One night in early September in Miami, Mr. Stone was sitting at a crowded bar in an adult nightclub when he began chatting with an “extremely attractive” blonde woman. He said he did some “political stuff and corporate stuff.” She said she was a single-mother who made “good money” as a call girl.

She told him that the service that employed her catered to high-powered business executives in Florida, but one of the clients happened to be the governor of New Jersey. “New Jersey?” asked Mr. Stone. “You mean the bearded guy?” No, she said. “The lawman, the bald guy.” She had meant to say New York.

She said she would have been selected to entertain the governor when he visited Florida if it were not for the fact that she had blonde hair. The governor met up with one of her “girlfriends,” a brunette. Mr. Stone left the club later that evening and jotted the conservation on a notepad.

Later in September, Mr. Stone said he received a call from an FBI official in New York who asked if he would come in for questioning, a source said.

The source claims that Mr. Stone did not know what the FBI was pursuing but referred authorities to his lawyers. The letter Mr. Stone claims to have sent to the FBI is dated November 19 — almost two months after he was contacted.
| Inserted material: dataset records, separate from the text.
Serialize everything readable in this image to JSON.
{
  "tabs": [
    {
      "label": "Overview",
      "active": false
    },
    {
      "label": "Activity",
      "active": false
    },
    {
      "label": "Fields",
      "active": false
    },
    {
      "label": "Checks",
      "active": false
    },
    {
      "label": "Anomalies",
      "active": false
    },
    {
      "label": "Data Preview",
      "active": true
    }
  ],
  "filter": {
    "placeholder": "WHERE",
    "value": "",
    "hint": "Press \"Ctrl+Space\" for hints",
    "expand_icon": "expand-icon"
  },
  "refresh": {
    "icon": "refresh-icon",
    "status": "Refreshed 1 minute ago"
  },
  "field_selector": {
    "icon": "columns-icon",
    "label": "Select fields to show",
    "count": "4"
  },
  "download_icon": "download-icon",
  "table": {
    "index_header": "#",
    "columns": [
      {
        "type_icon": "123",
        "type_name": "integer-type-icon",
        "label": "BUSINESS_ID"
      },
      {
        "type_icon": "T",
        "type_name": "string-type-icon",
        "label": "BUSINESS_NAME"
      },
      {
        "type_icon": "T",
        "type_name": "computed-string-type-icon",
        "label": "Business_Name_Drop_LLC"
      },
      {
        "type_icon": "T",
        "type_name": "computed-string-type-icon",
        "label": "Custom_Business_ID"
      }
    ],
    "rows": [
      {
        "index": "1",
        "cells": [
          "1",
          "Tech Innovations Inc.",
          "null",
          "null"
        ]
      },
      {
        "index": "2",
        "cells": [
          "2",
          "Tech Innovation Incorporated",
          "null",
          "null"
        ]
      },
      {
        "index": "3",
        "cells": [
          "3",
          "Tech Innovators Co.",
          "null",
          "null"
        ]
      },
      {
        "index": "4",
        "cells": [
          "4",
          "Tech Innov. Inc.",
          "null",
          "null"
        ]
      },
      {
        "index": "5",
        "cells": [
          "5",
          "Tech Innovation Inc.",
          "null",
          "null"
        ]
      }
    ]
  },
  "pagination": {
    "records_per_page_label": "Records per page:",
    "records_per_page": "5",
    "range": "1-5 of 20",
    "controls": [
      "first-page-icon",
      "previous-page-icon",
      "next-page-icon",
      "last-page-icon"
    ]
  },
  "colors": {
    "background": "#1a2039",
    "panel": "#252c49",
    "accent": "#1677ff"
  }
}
FBI officials have not confirmed receipt of the letter.

Aside from a remark about Mr. Spitzer’s bedroom attire, the letter includes some specific details that have emerged since news broke of the governor’s involvement in the prostitution ring. It says the governor paid through a prearranged transfer and says the governor had spent tens of thousands of dollars on call girls. The information was apparently gleaned from that conversation with the prostitute.

The letter is signed by an attorney named Paul Rolf Jensen, who has an office in Costa Mesa, Calif. In a 2004 article, the Philadelphia Daily News identified Mr. Jensen as a “political operative” who “has worked closely with Stone on several campaigns.” I tried calling “Jensen & Associates” yesterday but got a personal voicemail that suggested a one-man operation, not a large office.

The other lawyer mentioned in the letter, Robert Buschel, also could not be reached for comment. A man who claimed to be his father answered a number that was listed under the younger Buschel’s name and said his son was not commenting on the letter.

The selective leak to the Miami Herald notwithstanding, Mr. Stone isn’t exactly claiming credit for taking out the governor. The coincidences, the timing, the snug narrative don’t seem to faze him. He raises a lot of questions but gamely chooses not to answer them.

“It is so ironic that Spitzer — who should have gone down for egregious campaign finance violations, and abuse of power in the troopergate matter — goes down for something as stupid as paying a hooker(s),” Mr. Stone wrote in an e-mail.

“It’s the hypocrisy that gets you. I have never held myself out to be a ‘Family Values’ example of rectitude. I am a libertarian and a libertine. But Eliot was morally superior, the Sheriff of Wall Street, holier-than-thou. Besides — paybacks are a b—.”

In trying to make sense of the Spitzer investigation, I find it strangely more reassuring to think that Mr. Spitzer was felled not by a motiveless robot that flagged a suspicious transaction but by the man who always knew he had the goods on the governor.

It certainly makes for a better story.

But before we assess Mr. Stone’s claims, let us wait for more facts to arrive. We have not heard from Mr. Stone’s lawyers or FBI authorities. All we have is some vague story about Mr. Stone, an unidentified prostitute, and an unnamed club that gives one the impression that he had something to do with exposing Mr. Spitzer.

The story is told by the same man who denies having left Mr. Spitzer’s father a menacing phone message last year, despite the fact that the recorded voice sounded remarkably like Mr. Stone’s.